Так Цветочной улице помогли вернуть себя.

Городской сумасшедший

Холодным зимним днём Герберт начал чувствовать себя улицей. Знал, как давит снег на крыши домов, как зудит мостовая под сотнями ног, как шатаются стены лачуги в бедном районе – словно гнилой зуб, что вот-вот выпадет.

Самого себя Герберт тоже ощущал. Как блоха в собачьем подшёрстке, он чуть щекотал и раздражал улицу, когда шаркал по деревянному полу. «Надо постелить ковёр», – подумал и снял тапки. Ноги в носках мёрзли, но это было лучше, чем ощущать зуд от себя самого. Легче всего оказалось просто сидеть на месте или лежать. От движения голова шла кругом – мнилось, что потолок прыгает и пол сотрясается, хотя, конечно, это было не так.

К вечеру давление новых ощущений стало невыносимым. Герберт оделся и вышел наружу. Тёплое пальто и шарф защищали от холода и ветра, свет фонарей разгонял темноту, а свежий воздух прояснял мысли.

Впереди возникла странная боль, и Герберт ускорил шаг. Между камней застряло колесо повозки, и кучер – крупный рыжий мужчина – с руганью пытался его достать. Тревожно переступала копытами лошадь, прядала ушами в нетерпении, фыркала. Мягко падал снег, притупляя страдание повреждённой брусчатки.

– Постойте! Осторожнее! Ей же больно! – закричал Герберт и бросился к колесу. Расшатанный камень выглядел плохо и очень саднил. Обод зажало в щели, словно клещами, но Герберт чувствовал, как надо потянуть, чтобы освободить.

– Да в порядке с ней всё, – озадаченно осмотрел лошадь кучер. Погладил по шее и достал из кармана сахарок.

– Готово! – Герберт освободил колесо из тисков мостовой и теперь гладил её руками. – Тише, тише, скоро пройдёт, – он почти касался губами каменной поверхности, дул и растирал, как ему самому в детстве делала мать.

– Что с вами? – растерянно пробормотал возница, качнулся было, чтобы поднять незваного помощника, но передумал. Вскочил на козлы, взмахнул поводьями и продолжил путь. – Сумасшедший какой-то.

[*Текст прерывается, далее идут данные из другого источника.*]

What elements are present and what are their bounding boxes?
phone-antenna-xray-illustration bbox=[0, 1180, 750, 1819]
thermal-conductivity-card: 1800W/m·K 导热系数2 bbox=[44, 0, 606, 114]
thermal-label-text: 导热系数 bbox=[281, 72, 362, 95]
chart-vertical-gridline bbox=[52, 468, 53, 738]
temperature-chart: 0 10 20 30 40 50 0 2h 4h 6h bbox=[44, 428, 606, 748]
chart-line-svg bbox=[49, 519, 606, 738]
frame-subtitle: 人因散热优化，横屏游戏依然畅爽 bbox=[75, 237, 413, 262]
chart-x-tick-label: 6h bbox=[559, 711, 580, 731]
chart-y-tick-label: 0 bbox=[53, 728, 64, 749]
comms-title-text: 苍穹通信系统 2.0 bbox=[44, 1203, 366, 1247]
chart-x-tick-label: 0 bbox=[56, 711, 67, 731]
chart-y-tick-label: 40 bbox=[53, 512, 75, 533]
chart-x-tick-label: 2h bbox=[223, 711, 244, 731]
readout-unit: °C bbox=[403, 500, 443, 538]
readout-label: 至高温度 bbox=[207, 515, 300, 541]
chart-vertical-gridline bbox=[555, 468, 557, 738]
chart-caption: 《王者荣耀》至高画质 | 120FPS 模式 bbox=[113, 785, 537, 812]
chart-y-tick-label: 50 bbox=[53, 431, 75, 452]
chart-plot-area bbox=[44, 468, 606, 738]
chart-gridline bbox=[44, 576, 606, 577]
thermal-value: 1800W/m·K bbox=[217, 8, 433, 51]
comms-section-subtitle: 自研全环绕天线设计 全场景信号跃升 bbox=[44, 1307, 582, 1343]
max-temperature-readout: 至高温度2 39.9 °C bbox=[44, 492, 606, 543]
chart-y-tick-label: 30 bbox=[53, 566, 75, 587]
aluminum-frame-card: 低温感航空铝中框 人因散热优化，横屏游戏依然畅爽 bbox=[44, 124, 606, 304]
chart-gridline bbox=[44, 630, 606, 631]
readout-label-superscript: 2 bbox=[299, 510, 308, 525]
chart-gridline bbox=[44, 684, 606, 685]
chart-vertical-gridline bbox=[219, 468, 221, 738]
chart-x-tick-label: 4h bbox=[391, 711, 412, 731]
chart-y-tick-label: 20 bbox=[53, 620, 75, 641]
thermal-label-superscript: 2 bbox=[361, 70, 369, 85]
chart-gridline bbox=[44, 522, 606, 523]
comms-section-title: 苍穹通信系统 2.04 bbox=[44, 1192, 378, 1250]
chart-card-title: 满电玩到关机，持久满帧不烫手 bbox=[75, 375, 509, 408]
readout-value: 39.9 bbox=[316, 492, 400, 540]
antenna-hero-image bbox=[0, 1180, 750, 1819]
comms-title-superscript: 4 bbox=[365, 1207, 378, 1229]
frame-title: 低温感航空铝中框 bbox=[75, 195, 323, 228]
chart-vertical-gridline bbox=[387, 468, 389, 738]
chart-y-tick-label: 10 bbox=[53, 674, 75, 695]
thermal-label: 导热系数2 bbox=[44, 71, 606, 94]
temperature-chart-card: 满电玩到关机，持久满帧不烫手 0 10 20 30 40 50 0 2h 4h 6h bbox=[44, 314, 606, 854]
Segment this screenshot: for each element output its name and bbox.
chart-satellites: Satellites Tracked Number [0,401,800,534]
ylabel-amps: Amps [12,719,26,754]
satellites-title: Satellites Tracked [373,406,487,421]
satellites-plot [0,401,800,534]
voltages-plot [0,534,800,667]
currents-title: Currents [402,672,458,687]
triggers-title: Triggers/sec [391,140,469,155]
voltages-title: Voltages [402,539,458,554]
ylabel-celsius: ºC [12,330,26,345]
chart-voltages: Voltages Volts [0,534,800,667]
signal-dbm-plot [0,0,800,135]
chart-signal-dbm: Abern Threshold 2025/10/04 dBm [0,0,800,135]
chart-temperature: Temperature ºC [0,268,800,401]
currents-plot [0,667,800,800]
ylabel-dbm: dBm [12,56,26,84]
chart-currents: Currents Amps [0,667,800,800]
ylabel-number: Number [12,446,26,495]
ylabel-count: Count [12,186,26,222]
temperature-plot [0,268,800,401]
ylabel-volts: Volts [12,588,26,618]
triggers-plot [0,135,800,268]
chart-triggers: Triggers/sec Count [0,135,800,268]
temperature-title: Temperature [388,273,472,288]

Это было лишь первое из прозвищ, которые Герберт получил впоследствии. Забот у него с того дня существенно прибавилось.

– Скорбный умом!

– Безумец.

– Помешанный.

– Юродивый.

– Душевнобольной.

Герберт стучал в дома и просил положить в комнатах ковры. Счищал самые большие сугробы с крыш, подпирал шатающиеся заборы, красил дома, чинил протечки. И тысячу раз был проклят за свои дела.

С работы его уволили. В ратуше не терпели сотрудников с сомнительной репутацией. Да и думать о конторских книгах ему становилось с каждым днем всё сложнее – слишком много других занятий. В городе о нём шла дурная слава. Некоторые люди не стеснялись подходить и насмехаться, толкать в лужи, портить то, что он исправлял. Другие жалели его: угощали едой, давали одежду взамен износившейся.

Герберт полюбил тех, кто ступает тихо, стелет ковры, содержит дома и сады в заботе. Полюбил цветы и деревья, дождь и ветер, птиц, что рисовали картины в воздухе. Полюбил экипажи и лошадей: их ритмичный цокот звучал музыкой, а удары копыт были приятной разминкой. Коты мягкими лапами и дворники жёсткими метлами словно гладили улицу.